Perhaps a touch shallow and not proper form for someone who loves telling the story, perhaps, but hey, I didn't ever say I was all about the story.
Hard Choices
I love the idea of having decisions to make - whether or not it is between two good things or two bad things. I love exploring what these ideas say about the characters we are playing at the table. I see that there are 3 general choices:- Good vs. Good - Good vs. Good is all about opportunity costs. You can't have both good things, so which one does your character (and you in that role) feel is the best good. A great way to cause drama and decisions that don't leave the table hating the GM.
- Good vs. Bad - This set is generally harder to make interesting. Generally, it has to take the flavor of "Good For Others and Bad For Me" vs. "Bad for Others and Good for Me"; otherwise, the decision isn't hard to make.
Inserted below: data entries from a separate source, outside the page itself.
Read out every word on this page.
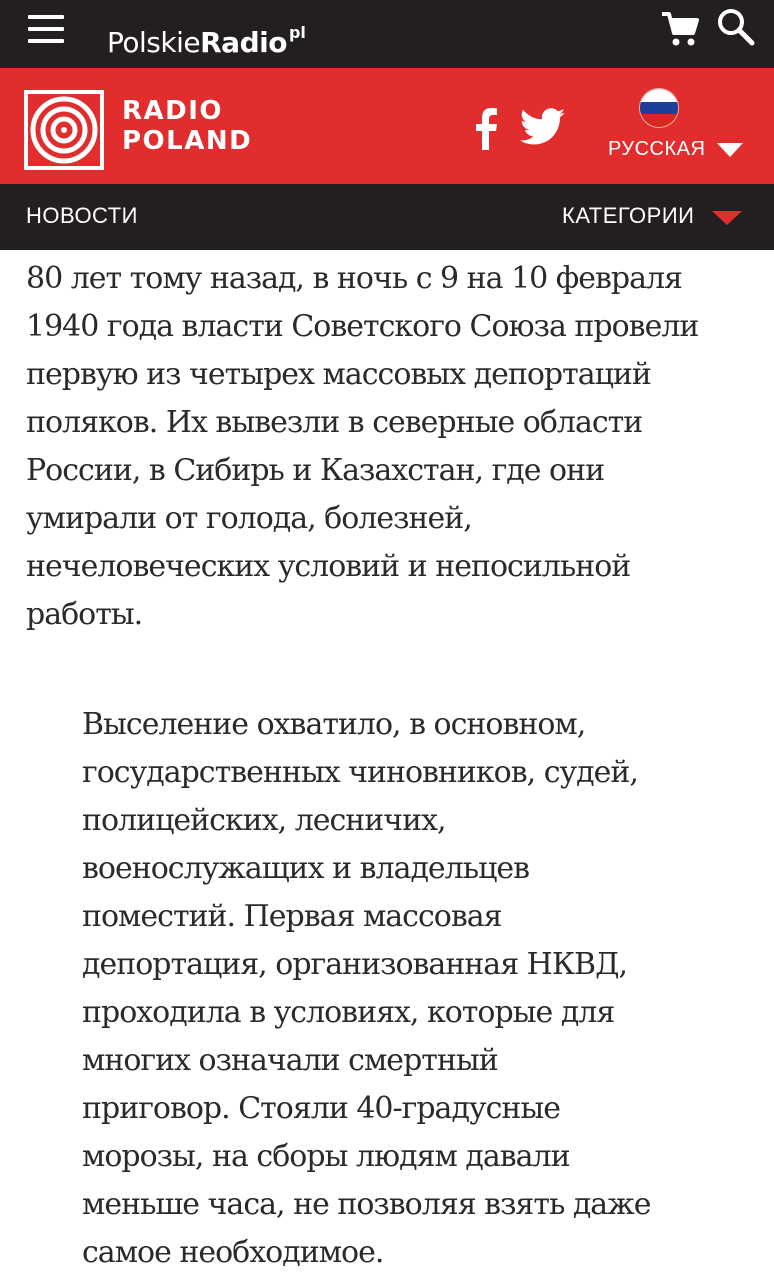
PolskieRadio $^{pl}$
RADIO
POLAND	РУССКАЯ
НОВОСТИ	КАТЕГОРИИ
80 лет тому назад, в ночь с 9 на 10 февраля
1940 года власти Советского Союза провели
первую из четырех массовых депортаций
поляков. Их вывезли в северные области
России, в Сибирь и Казахстан, где они
умирали от голода, болезней,
нечеловеческих условий и непосильной
работы.
Выселение охватило, в основном,
государственных чиновников, судей,
полицейских, лесничих,
военослужащих и владельцев
поместий. Первая массовая
депортация, организованная НКВД,
проходила в условиях, которые для
многих означали смертный
приговор. Стояли 40-градусные
морозы, на сборы людям давали
меньше часа, не позволяя взять даже
самое необходимое.
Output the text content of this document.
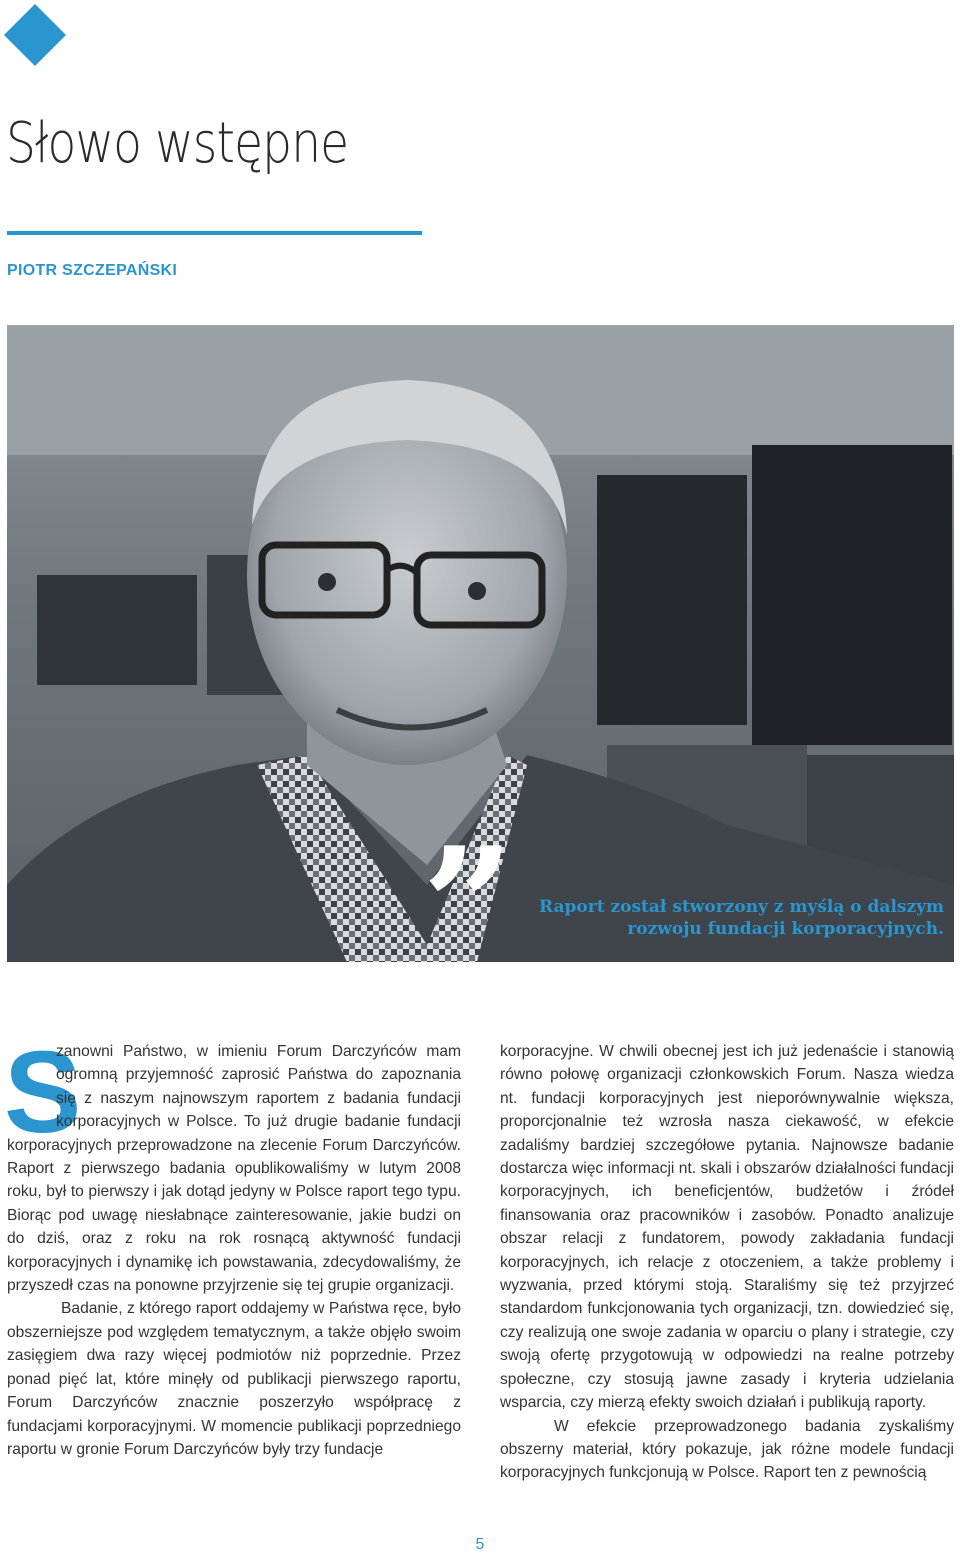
Słowo wstępne
PIOTR SZCZEPAŃSKI
”	Raport został stworzony z myślą o dalszym rozwoju fundacji korporacyjnych.
S

zanowni Państwo, w imieniu Forum Darczyńców mam ogromną przyjemność zaprosić Państwa do zapoznania się z naszym najnowszym raportem z badania fundacji korporacyjnych w Polsce. To już drugie badanie fundacji korporacyjnych przeprowadzone na zlecenie Forum Darczyńców. Raport z pierwszego badania opublikowaliśmy w lutym 2008 roku, był to pierwszy i jak dotąd jedyny w Polsce raport tego typu. Biorąc pod uwagę niesłabnące zainteresowanie, jakie budzi on do dziś, oraz z roku na rok rosnącą aktywność fundacji korporacyjnych i dynamikę ich powstawania, zdecydowaliśmy, że przyszedł czas na ponowne przyjrzenie się tej grupie organizacji.

Badanie, z którego raport oddajemy w Państwa ręce, było obszerniejsze pod względem tematycznym, a także objęło swoim zasięgiem dwa razy więcej podmiotów niż poprzednie. Przez ponad pięć lat, które minęły od publikacji pierwszego raportu, Forum Darczyńców znacznie poszerzyło współpracę z fundacjami korporacyjnymi. W momencie publikacji poprzedniego raportu w gronie Forum Darczyńców były trzy fundacje

korporacyjne. W chwili obecnej jest ich już jedenaście i stanowią równo połowę organizacji członkowskich Forum. Nasza wiedza nt. fundacji korporacyjnych jest nieporównywalnie większa, proporcjonalnie też wzrosła nasza ciekawość, w efekcie zadaliśmy bardziej szczegółowe pytania. Najnowsze badanie dostarcza więc informacji nt. skali i obszarów działalności fundacji korporacyjnych, ich beneficjentów, budżetów i źródeł finansowania oraz pracowników i zasobów. Ponadto analizuje obszar relacji z fundatorem, powody zakładania fundacji korporacyjnych, ich relacje z otoczeniem, a także problemy i wyzwania, przed którymi stoją. Staraliśmy się też przyjrzeć standardom funkcjonowania tych organizacji, tzn. dowiedzieć się, czy realizują one swoje zadania w oparciu o plany i strategie, czy swoją ofertę przygotowują w odpowiedzi na realne potrzeby społeczne, czy stosują jawne zasady i kryteria udzielania wsparcia, czy mierzą efekty swoich działań i publikują raporty.

W efekcie przeprowadzonego badania zyskaliśmy obszerny materiał, który pokazuje, jak różne modele fundacji korporacyjnych funkcjonują w Polsce. Raport ten z pewnością

5
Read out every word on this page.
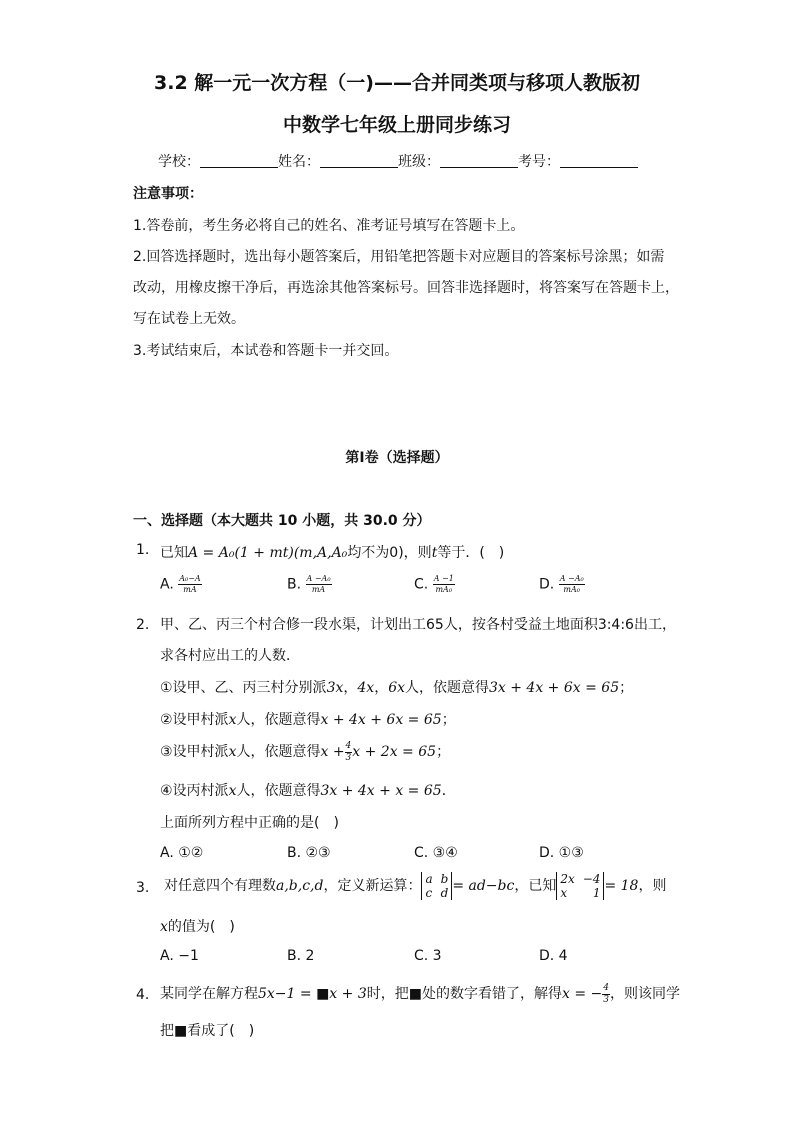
3.2 解一元一次方程（一)——合并同类项与移项人教版初
中数学七年级上册同步练习
学校：	姓名：	班级：	考号：
注意事项：
1.答卷前，考生务必将自己的姓名、准考证号填写在答题卡上。
2.回答选择题时，选出每小题答案后，用铅笔把答题卡对应题目的答案标号涂黑；如需
改动，用橡皮擦干净后，再选涂其他答案标号。回答非选择题时，将答案写在答题卡上，
写在试卷上无效。
3.考试结束后，本试卷和答题卡一并交回。
第Ⅰ卷（选择题）
一、选择题（本大题共 10 小题，共 30.0 分）
1. 已知A = A₀(1 + mt)(m,A,A₀均不为0)，则t等于．(　)
A. $\frac{\text{A₀−A}}{mA}$	B. $\frac{\text{A −A₀}}{mA}$	C. $\frac{A -1}{\text{mA₀}}$	D. $\frac{\text{A −A₀}}{\text{mA₀}}$
2. 甲、乙、丙三个村合修一段水渠，计划出工65人，按各村受益土地面积3:4:6出工，
求各村应出工的人数．
①设甲、乙、丙三村分别派3x，4x，6x人，依题意得3x + 4x + 6x = 65；
②设甲村派x人，依题意得x + 4x + 6x = 65；
③设甲村派x人，依题意得$x + \frac{4}{3}$ x + 2x = 65；
④设丙村派x人，依题意得3x + 4x + x = 65．
上面所列方程中正确的是(　)
A. ①②	B. ②③	C. ③④	D. ①③
3. 对任意四个有理数a,b,c,d，定义新运算： a b
c d = ad−bc，已知 2x −4
x 1 = 18，则
x的值为(　)
A. −1	B. 2	C. 3	D. 4
4. 某同学在解方程5x−1 = ■x + 3时，把■处的数字看错了，解得x = − $\frac{4}{3}$ ，则该同学
把■看成了(　)
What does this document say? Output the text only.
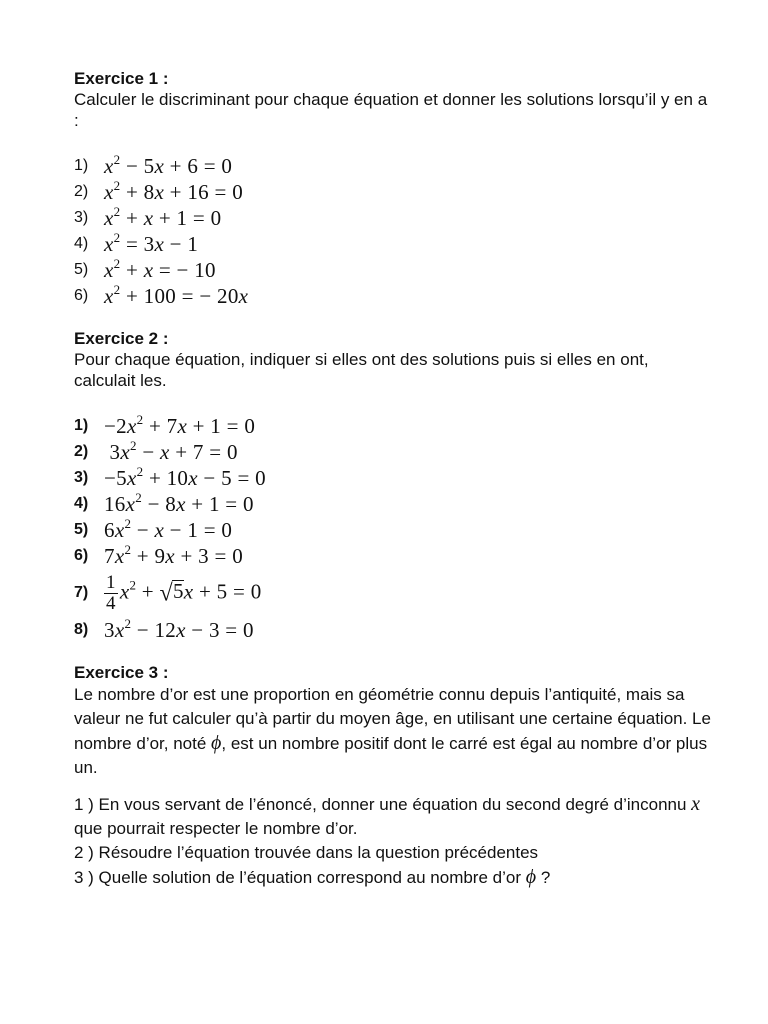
Exercice 1 :

Calculer le discriminant pour chaque équation et donner les solutions lorsqu’il y en a :

1) $x^2 - 5x + 6 = 0$
2) $x^2 + 8x + 16 = 0$
3) $x^2 + x + 1 = 0$
4) $x^2 = 3x - 1$
5) $x^2 + x$ = − 10
6) $x^2 + 100$ = − 20x

Exercice 2 :

Pour chaque équation, indiquer si elles ont des solutions puis si elles en ont, calculait les.

$1) -2x^2 + 7x + 1 = 0$
2) $3x^2 - x + 7 = 0$
$3) -5x^2 + 10x - 5 = 0$
4) $16x^2 - 8x + 1 = 0$
5) $6x^2 - x - 1 = 0$
6) $7x^2 + 9x + 3 = 0$
$7) \frac{1}{4} x^2 + √5x + 5 = 0$
8) $3x^2 - 12x - 3 = 0$

Exercice 3 :

Le nombre d’or est une proportion en géométrie connu depuis l’antiquité, mais sa valeur ne fut calculer qu’à partir du moyen âge, en utilisant une certaine équation. Le nombre d’or, noté ϕ, est un nombre positif dont le carré est égal au nombre d’or plus un.

1 ) En vous servant de l’énoncé, donner une équation du second degré d’inconnu x que pourrait respecter le nombre d’or.

2 ) Résoudre l’équation trouvée dans la question précédentes

3 ) Quelle solution de l’équation correspond au nombre d’or ϕ ?
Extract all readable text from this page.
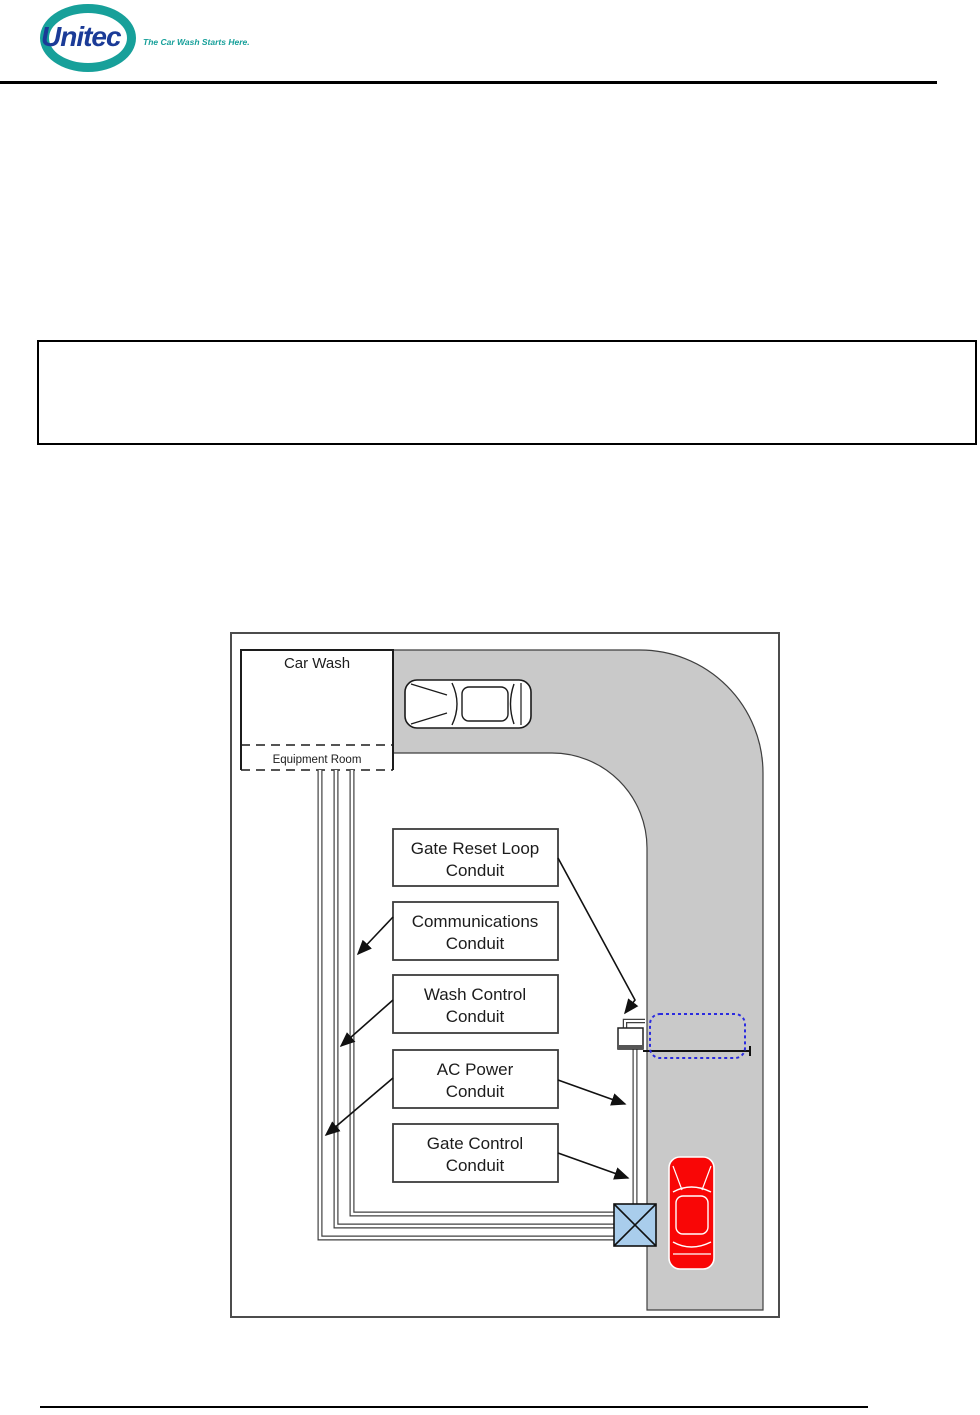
Unitec	The Car Wash Starts Here.
Car Wash
Equipment Room
Gate Reset Loop
Conduit
Communications
Conduit
Wash Control
Conduit
AC Power
Conduit
Gate Control
Conduit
And even then, most players will optimize for the "Good for others", because I feel choosing the latter will get them unduly punished for selfishness.
- Bad vs. Bad - The classic "Do you rescue your girlfriend or the school bus full of children?" And this choice is the easiest to create in the game, but over done it creates the greatest irritation because it is such an obvious heartstring ploy.
Secondary Reasons
In the same conversation, a friend raised two more points - being with friends, and having a good time.For me, being with friends is secondary only because there are so many other ways that I can have fun and be with friends. Gaming with friends is definitely an enhancement for my gaming, and can generally make up for the some of the major reasons why I game not happening. However, ultimately, gaming is an easily substituted activity for being with friends - I can have dinner, gatherings, board gaming, play cards, bowl, shared chores/work, and have a great time with them.
As far as having a good time, this is a catch-all - that sort of falls into the other categories. There are so many different ways that I can have a good time, and that hitting my big three are why I have a good time with gaming.